Leerdoelen
- Bepaal wanneer een bedrijf op korte termijn moet blijven produceren of op welk moment het moet stoppen
The Shutdown Point
De mogelijkheid dat een bedrijf verlies lijdt doet een vraag rijzen: waarom kan het bedrijf geen verlies vermijden door te stoppen en helemaal niet te produceren? Het antwoord is dat stillegging de variabele kosten tot nul kan reduceren, maar op korte termijn heeft de onderneming zich er reeds toe verbonden de vaste kosten te betalen. Bijgevolg zou de onderneming, indien zij een hoeveelheid van nul produceert, nog steeds verlies lijden omdat zij nog steeds haar vaste kosten zou moeten betalen. Wanneer een onderneming verlies lijdt, moet zij zich dus de vraag stellen: moet zij doorgaan met produceren of moet zij de deuren sluiten?
Als voorbeeld nemen wij de situatie van het Yoga Centrum, dat een contract heeft getekend om ruimte te huren die $10.000 per maand kost.
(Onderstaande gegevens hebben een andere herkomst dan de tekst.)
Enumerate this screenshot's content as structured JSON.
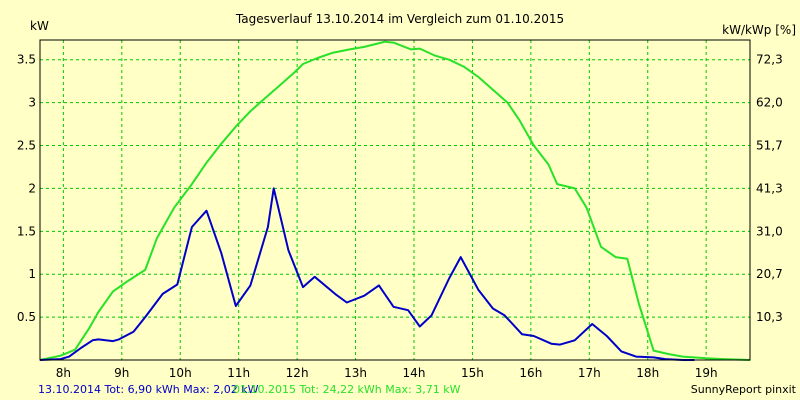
{
  "chart_data": {
    "type": "line",
    "title": "Tagesverlauf 13.10.2014 im Vergleich zum 01.10.2015",
    "ylabel": "kW",
    "ylabel_right": "kW/kWp [%]",
    "ylim": [
      0,
      3.73
    ],
    "xlim": [
      7.6,
      19.75
    ],
    "yticks": [
      "0.5",
      "1",
      "1.5",
      "2",
      "2.5",
      "3",
      "3.5"
    ],
    "yticks_right": [
      "10,3",
      "20,7",
      "31,0",
      "41,3",
      "51,7",
      "62,0",
      "72,3"
    ],
    "xticks": [
      "8h",
      "9h",
      "10h",
      "11h",
      "12h",
      "13h",
      "14h",
      "15h",
      "16h",
      "17h",
      "18h",
      "19h"
    ],
    "grid": true,
    "series": [
      {
        "name": "13.10.2014",
        "color": "#0000c8",
        "x": [
          7.6,
          7.95,
          8.1,
          8.3,
          8.5,
          8.6,
          8.85,
          8.95,
          9.2,
          9.4,
          9.7,
          9.95,
          10.2,
          10.45,
          10.7,
          10.95,
          11.2,
          11.5,
          11.6,
          11.85,
          12.1,
          12.3,
          12.65,
          12.85,
          13.15,
          13.4,
          13.65,
          13.9,
          14.1,
          14.3,
          14.6,
          14.8,
          15.1,
          15.35,
          15.55,
          15.85,
          16.05,
          16.35,
          16.5,
          16.75,
          17.05,
          17.3,
          17.55,
          17.8,
          18.1,
          18.3,
          18.6,
          18.8
        ],
        "values": [
          0,
          0.01,
          0.04,
          0.14,
          0.23,
          0.24,
          0.22,
          0.24,
          0.33,
          0.5,
          0.77,
          0.88,
          1.55,
          1.74,
          1.25,
          0.63,
          0.87,
          1.55,
          2.0,
          1.28,
          0.85,
          0.97,
          0.77,
          0.67,
          0.75,
          0.87,
          0.62,
          0.58,
          0.39,
          0.52,
          0.95,
          1.2,
          0.82,
          0.6,
          0.52,
          0.3,
          0.28,
          0.19,
          0.18,
          0.23,
          0.42,
          0.28,
          0.1,
          0.04,
          0.03,
          0.01,
          0,
          0
        ]
      },
      {
        "name": "01.10.2015",
        "color": "#28e128",
        "x": [
          7.6,
          7.95,
          8.2,
          8.45,
          8.6,
          8.85,
          9.1,
          9.4,
          9.6,
          9.9,
          10.2,
          10.45,
          10.7,
          10.95,
          11.2,
          11.45,
          11.7,
          11.95,
          12.1,
          12.35,
          12.6,
          12.9,
          13.15,
          13.5,
          13.65,
          13.95,
          14.1,
          14.35,
          14.6,
          14.85,
          15.1,
          15.35,
          15.6,
          15.8,
          16.05,
          16.3,
          16.45,
          16.75,
          16.95,
          17.2,
          17.45,
          17.65,
          17.85,
          18.1,
          18.35,
          18.6,
          19.0,
          19.3,
          19.75
        ],
        "values": [
          0,
          0.05,
          0.12,
          0.38,
          0.56,
          0.8,
          0.92,
          1.05,
          1.42,
          1.78,
          2.05,
          2.3,
          2.52,
          2.72,
          2.9,
          3.05,
          3.2,
          3.35,
          3.45,
          3.52,
          3.58,
          3.62,
          3.65,
          3.71,
          3.7,
          3.62,
          3.63,
          3.55,
          3.5,
          3.42,
          3.3,
          3.15,
          3.0,
          2.8,
          2.5,
          2.28,
          2.05,
          2.0,
          1.78,
          1.32,
          1.2,
          1.18,
          0.65,
          0.11,
          0.07,
          0.04,
          0.02,
          0.01,
          0.0
        ]
      }
    ]
  },
  "footer": {
    "series1_text": "13.10.2014 Tot: 6,90 kWh Max: 2,02 kW",
    "series2_text": "01.10.2015 Tot: 24,22 kWh Max: 3,71 kW",
    "credit": "SunnyReport pinxit"
  },
  "colors": {
    "background": "#ffffc6",
    "grid": "#00c800",
    "axis": "#000000"
  }
}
Als het bedrijf besluit door te gaan, bedragen de marginale kosten voor het inhuren van yogaleraren $15.000 voor de maand. Als het bedrijf zijn activiteiten staakt, moet het nog steeds de huur betalen, maar hoeft het geen personeel in te huren. Tabel 1 toont drie mogelijke scenario’s. In het eerste scenario heeft het Yoga Center geen klanten, en maakt dus geen inkomsten, in welk geval het een verlies lijdt van $10.000 gelijk aan de vaste kosten. In het tweede scenario heeft het Yogacentrum klanten die het centrum voor de maand $12.000 aan inkomsten opleveren, maar uiteindelijk lijdt het Yogacentrum een verlies van $13.000 doordat het yoga-instructeurs moet inhuren om de lessen te verzorgen. In het derde scenario heeft het Yogacentrum een maandomzet van $20.000, maar een verlies van $5.000.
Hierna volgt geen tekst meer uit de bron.